その戦いに斎藤家とともに明智家も参陣しており、織田勢も加わっている。

織田勢には、尾関氏もいた。

 

 美濃と尾張は隣国であり、通婚もあり、この頃、明智家と尾関家は親しくなり、尾関家は明智家に従うことがあり、結婚となった。

尾関氏との間に子が生まれ、明智家の人脈は、尾張に浸透していくことになる。

 

1500年生まれた、3男、光安。

光綱の死後、明智家を率いる勇将だ。

妻は、美濃守護代家、長井利安の娘。後継が養子の秀満。

 

続いて、長女が生まれ、長井利安の嫡男、斉藤利賢に後妻として嫁ぐことになる。

先妻から生まれたのが光秀筆頭家老、斎藤利三。

 

4男、光広は土岐一門、原氏へ養子入りした。

 

明智家は、守護、土岐氏・守護代、斎藤氏に仕えており、強い縁が結ばれた。

 

5男、光廉は、三河広瀬城(愛知県豊田市)主三宅高貞の娘を妻に迎えた。

光安の後継ぎとなり、光秀の娘婿となる秀満が生まれる。

 

三宅氏は、後醍醐天皇に忠節を尽くした南朝の英雄、備前(岡山県)児島郡常山の国人、児嶋高徳の一族。

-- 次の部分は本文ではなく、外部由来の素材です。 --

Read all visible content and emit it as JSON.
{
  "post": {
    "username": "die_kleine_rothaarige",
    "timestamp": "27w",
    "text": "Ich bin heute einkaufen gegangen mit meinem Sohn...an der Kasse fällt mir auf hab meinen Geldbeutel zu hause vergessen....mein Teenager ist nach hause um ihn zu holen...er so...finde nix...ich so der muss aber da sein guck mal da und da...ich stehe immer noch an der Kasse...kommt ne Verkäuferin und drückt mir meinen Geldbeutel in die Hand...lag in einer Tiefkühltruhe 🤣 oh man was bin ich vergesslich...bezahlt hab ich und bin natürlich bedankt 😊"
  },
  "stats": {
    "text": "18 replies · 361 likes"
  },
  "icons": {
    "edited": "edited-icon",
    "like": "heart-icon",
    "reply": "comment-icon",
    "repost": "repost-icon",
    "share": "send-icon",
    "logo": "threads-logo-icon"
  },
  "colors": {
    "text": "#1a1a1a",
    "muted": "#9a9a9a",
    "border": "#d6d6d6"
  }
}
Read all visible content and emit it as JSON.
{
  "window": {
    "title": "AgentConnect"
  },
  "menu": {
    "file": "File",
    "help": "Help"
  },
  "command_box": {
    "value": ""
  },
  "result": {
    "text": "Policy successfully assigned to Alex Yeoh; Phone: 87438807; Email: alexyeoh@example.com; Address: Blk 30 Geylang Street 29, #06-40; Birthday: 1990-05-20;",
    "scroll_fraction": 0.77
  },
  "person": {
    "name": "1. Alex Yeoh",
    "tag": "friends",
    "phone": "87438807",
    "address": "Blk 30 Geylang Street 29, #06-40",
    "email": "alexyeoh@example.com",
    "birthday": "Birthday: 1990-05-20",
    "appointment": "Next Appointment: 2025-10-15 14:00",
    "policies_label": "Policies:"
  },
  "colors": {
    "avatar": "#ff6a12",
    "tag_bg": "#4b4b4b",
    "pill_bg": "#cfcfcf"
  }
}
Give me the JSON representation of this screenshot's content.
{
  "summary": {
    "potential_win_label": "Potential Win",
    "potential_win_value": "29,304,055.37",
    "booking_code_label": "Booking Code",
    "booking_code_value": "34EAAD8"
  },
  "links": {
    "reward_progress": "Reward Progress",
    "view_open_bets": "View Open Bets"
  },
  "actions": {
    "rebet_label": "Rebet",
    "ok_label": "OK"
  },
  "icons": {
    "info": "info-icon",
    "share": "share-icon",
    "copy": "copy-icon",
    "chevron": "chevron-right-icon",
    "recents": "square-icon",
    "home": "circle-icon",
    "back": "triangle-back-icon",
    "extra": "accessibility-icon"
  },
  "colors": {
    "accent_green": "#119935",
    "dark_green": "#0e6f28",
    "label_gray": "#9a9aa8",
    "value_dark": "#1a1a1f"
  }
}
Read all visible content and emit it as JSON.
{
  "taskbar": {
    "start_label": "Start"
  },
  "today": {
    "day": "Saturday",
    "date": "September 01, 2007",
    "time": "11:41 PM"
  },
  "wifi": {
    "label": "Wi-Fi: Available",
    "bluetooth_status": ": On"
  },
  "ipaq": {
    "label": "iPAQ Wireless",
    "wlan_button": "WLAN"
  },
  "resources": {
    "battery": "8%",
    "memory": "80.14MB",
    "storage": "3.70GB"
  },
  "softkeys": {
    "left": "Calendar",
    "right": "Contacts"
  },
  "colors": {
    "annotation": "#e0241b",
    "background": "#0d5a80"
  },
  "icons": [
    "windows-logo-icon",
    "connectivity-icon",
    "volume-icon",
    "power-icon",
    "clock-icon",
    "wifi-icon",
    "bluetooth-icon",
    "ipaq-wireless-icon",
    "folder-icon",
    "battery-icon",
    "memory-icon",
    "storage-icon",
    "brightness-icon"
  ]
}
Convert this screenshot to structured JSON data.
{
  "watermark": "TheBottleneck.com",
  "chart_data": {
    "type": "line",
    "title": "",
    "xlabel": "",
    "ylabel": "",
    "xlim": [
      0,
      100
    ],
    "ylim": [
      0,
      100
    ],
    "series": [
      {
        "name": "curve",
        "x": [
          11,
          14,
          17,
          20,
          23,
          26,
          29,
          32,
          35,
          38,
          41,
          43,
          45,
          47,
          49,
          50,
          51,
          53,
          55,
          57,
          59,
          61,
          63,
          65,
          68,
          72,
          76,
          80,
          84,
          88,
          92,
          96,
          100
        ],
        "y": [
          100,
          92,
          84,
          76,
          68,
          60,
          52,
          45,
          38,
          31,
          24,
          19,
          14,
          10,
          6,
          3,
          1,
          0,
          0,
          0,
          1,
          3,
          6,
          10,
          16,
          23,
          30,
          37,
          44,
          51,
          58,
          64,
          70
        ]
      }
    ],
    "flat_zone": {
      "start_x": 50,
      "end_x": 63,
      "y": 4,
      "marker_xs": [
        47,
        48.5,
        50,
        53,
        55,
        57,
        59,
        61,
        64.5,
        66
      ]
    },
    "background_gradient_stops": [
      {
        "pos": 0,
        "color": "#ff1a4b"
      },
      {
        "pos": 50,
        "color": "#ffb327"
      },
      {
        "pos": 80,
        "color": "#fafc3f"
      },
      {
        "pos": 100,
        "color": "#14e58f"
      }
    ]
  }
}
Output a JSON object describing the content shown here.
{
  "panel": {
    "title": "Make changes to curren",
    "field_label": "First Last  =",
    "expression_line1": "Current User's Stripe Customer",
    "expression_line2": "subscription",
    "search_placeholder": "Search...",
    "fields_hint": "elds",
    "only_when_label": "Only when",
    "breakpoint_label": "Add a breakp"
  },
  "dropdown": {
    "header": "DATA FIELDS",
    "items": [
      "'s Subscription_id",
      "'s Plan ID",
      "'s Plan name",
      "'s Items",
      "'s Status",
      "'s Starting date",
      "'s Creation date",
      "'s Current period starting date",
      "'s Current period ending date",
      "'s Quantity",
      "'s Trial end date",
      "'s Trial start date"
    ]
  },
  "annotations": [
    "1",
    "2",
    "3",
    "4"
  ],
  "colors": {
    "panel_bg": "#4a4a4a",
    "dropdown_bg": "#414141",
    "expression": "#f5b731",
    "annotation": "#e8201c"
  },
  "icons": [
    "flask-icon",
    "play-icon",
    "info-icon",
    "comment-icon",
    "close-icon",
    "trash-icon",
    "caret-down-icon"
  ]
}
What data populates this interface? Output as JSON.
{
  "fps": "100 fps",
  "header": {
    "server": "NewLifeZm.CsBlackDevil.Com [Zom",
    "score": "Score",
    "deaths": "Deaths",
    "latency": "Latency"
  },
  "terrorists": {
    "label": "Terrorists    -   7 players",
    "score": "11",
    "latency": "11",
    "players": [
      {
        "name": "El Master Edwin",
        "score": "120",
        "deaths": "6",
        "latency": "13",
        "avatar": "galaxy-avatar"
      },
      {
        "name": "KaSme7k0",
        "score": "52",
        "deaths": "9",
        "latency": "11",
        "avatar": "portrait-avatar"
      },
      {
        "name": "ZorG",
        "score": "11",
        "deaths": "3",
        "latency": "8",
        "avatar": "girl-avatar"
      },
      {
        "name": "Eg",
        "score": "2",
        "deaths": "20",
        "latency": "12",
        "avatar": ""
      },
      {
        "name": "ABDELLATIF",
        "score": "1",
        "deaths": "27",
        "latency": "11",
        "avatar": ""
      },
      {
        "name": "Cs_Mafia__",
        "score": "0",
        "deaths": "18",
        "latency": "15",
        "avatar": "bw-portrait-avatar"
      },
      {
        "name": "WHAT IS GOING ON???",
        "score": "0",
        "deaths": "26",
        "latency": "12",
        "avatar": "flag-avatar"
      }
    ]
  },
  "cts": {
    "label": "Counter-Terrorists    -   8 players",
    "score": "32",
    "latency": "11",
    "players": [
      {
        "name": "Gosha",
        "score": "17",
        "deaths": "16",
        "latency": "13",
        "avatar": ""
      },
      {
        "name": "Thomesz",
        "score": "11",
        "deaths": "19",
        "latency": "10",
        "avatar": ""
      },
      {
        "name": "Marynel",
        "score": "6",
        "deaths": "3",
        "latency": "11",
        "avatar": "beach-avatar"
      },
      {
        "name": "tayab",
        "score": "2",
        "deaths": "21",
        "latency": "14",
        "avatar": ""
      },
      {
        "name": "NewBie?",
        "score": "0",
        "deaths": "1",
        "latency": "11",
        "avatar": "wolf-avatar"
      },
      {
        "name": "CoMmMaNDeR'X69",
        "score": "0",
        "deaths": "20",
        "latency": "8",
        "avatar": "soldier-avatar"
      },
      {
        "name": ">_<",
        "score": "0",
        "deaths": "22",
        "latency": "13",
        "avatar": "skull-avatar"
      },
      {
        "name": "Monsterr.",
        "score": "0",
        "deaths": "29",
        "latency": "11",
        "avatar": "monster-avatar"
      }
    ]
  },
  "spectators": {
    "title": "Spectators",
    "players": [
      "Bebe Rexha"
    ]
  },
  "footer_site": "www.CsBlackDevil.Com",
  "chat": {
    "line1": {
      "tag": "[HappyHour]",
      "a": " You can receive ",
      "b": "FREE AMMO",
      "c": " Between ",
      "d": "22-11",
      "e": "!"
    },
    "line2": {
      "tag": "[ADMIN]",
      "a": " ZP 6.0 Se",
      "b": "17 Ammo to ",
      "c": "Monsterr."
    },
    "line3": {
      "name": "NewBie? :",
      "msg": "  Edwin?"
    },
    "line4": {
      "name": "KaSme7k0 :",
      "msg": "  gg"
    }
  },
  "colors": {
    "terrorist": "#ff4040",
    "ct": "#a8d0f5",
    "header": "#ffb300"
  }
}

南朝の衰退と共に三河広瀬に移り在地し、城を築き三宅氏を名乗り、勢力を持った。

一族に摂津国島下郡(大阪府茨木市)三宅城を本拠とした有力国人がいた。

幕政を主導する細川家に従い、複雑な政争の中で勢力を保っていた。

三河三宅氏と摂津三宅氏は通婚を繰り返す一門であり、進士家・明智家とも親しい同僚だった。また、織田氏の領地内であり、尾関氏との関係もある。

幾つかの縁が重なり、光廉と結婚となる。

 

後に、摂津三宅氏は、将軍、義輝に従い、その死と共に散り散りになるが、三河三宅氏は代々続き、家康に従い、譜代の臣となる。

 

末の姫が道三の妻となる小見の方。